Under his energetic leadership, Finchley ‘did the double’ in 1988 following the introduction of rugby’s competitive amateur leagues, winning the Middlesex Cup and gaining successive promotions from the county’s first division to the higher London leagues.
Along the way, the club competed in the national Pilkington Cup for the first time in its history, before Pat finally hung up his first-team boots in 1990. He continued to take the field, though, playing in almost every position in Finchley’s Hawks veterans side, and by 2009 had notched up 1,000 games, man and boy, for the club.
He also helped to establish the still thriving Mini and Junior sections at the club’s base in Summers Lane and was influential in developing the new women’s team, which formed at Finchley, before moving to Richmond, from where many went on to play for England.
Pat with the Middlesex Cup
Always fit, active and very popular, four years ago Pat was diagnosed with primary progressive aphasia, a rare and aggressive form of dementia, and passed away peacefully in his sleep on Sunday, September 5 at The Grange care home in Finchley, his home for the last 18 months.
Such was the esteem for Pat that - on the opening day of Japan’s 2019 Rugby World Cup - record England international cap and fellow ex-Saracen, Jason Leonard, held a City of London fundraising event to help with his care costs, and raise awareness of this little-known, but all-too-rapidly consuming brain condition.
Patrick Augustine Kamara was born on September 28, 1957 in London to parents from Sierra Leone. His father had to return home, leaving his mother alone, and Pat was fostered to an Irish family in Barnet. From there, he went to St Catherine’s Catholic primary and then moved to Bishop Douglass school in East Finchley.
Excelling at most sports, in the mid-1970s, he played 20 matches for Barnet FC, attracting interest from the likes of Arsenal, Southampton and Tottenham Hotspur, before settling firmly on rugby. In 1974, at 16, he joined Finchley’s Colts team, from where he progressed rapidly to represent Middlesex at county level and gain selection for England’s Under-19 side.
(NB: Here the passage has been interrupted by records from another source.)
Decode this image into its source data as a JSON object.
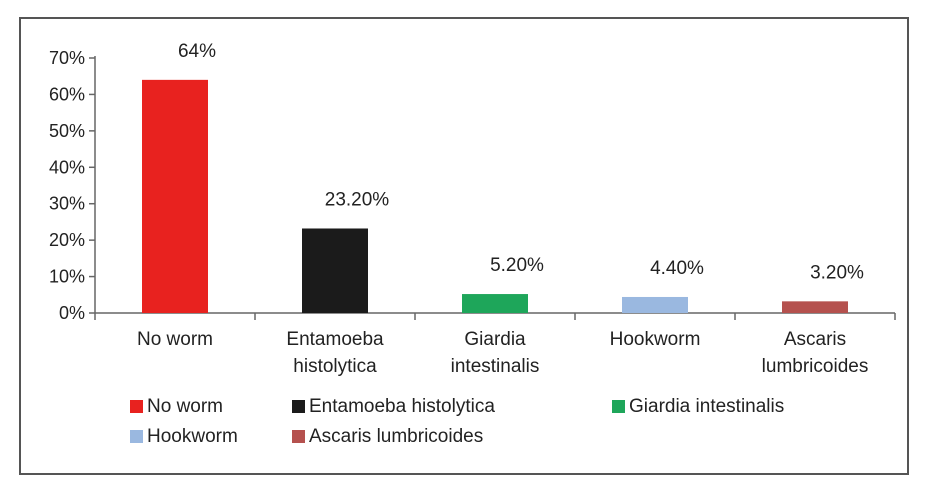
{
  "chart_data": {
    "type": "bar",
    "categories": [
      [
        "No worm"
      ],
      [
        "Entamoeba",
        "histolytica"
      ],
      [
        "Giardia",
        "intestinalis"
      ],
      [
        "Hookworm"
      ],
      [
        "Ascaris",
        "lumbricoides"
      ]
    ],
    "values": [
      64,
      23.2,
      5.2,
      4.4,
      3.2
    ],
    "data_labels": [
      "64%",
      "23.20%",
      "5.20%",
      "4.40%",
      "3.20%"
    ],
    "colors": [
      "#e8221f",
      "#1b1b1b",
      "#1ea65a",
      "#9ab8e0",
      "#b5514e"
    ],
    "ylim": [
      0,
      70
    ],
    "yticks": [
      0,
      10,
      20,
      30,
      40,
      50,
      60,
      70
    ],
    "ytick_labels": [
      "0%",
      "10%",
      "20%",
      "30%",
      "40%",
      "50%",
      "60%",
      "70%"
    ],
    "legend": {
      "placement": "bottom",
      "entries": [
        [
          "No worm",
          "Entamoeba histolytica",
          "Giardia intestinalis"
        ],
        [
          "Hookworm",
          "Ascaris lumbricoides"
        ]
      ]
    },
    "title": "",
    "xlabel": "",
    "ylabel": "",
    "grid": false
  }
}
In 1980, he joined a then struggling Saracens team and, on the left wing, quickly established himself as a prolific try-scorer: on his first-class debut, he grabbed a brace against London Welsh and had ten in the bag by Christmas.
A try in a victory against Wasps in late 1982 was to be one of Pat’s last for Sarries, as he joined their north London rivals the following spring. He turned the tables the next season, with a try for Wasps in a win in his first game against his old side.
Pat’s move coincided with an astute recruitment drive by Wasps, which brought England trio Nigel Melville, Huw Davies and Nick Stringer in at scrum half, fly half and full back at the same time.
Pat died on Sunday, September 5
The game was rapidly advancing towards the professional era, not least with the inaugural Rugby World Cup in New Zealand in 1987, when Pat returned to Finchley to become club captain for the start of the new leagues.
“He set the standards, enforced the discipline and did this with an enthusiasm that was infectious. He quite simply made Finchley a place where people wanted to play and enjoy themselves,” said former club President Carl Elliott.
Off the field, Pat enjoyed an eclectic, happy-go-lucky career, much of which relied on sheer charisma: from stage designer at the National Opera Theatre in his early 20s, to co-writing for the Edinburgh Fringe, artist and photographer, decorator to the ‘Islington set’, life-and-soul of a Baker Street sandwich emporium, mature student at Oxford’s Ruskin College, diamond runner in Hatton Garden and, in his final post, as a Parliamentary assistant at Westminster – where aphasia’s communication difficulties first became apparent.
Pat’s funeral will be held at 2pm on Friday, October 1 at St Mary’s Catholic Church in Finchley, followed by a cremation.
His final public service has been to donate his cerebrum to the National Hospital for Neurology and Neurosurgery, at Queen’s Square in London, where he was diagnosed, for further research into this cruel, incapacitating disease.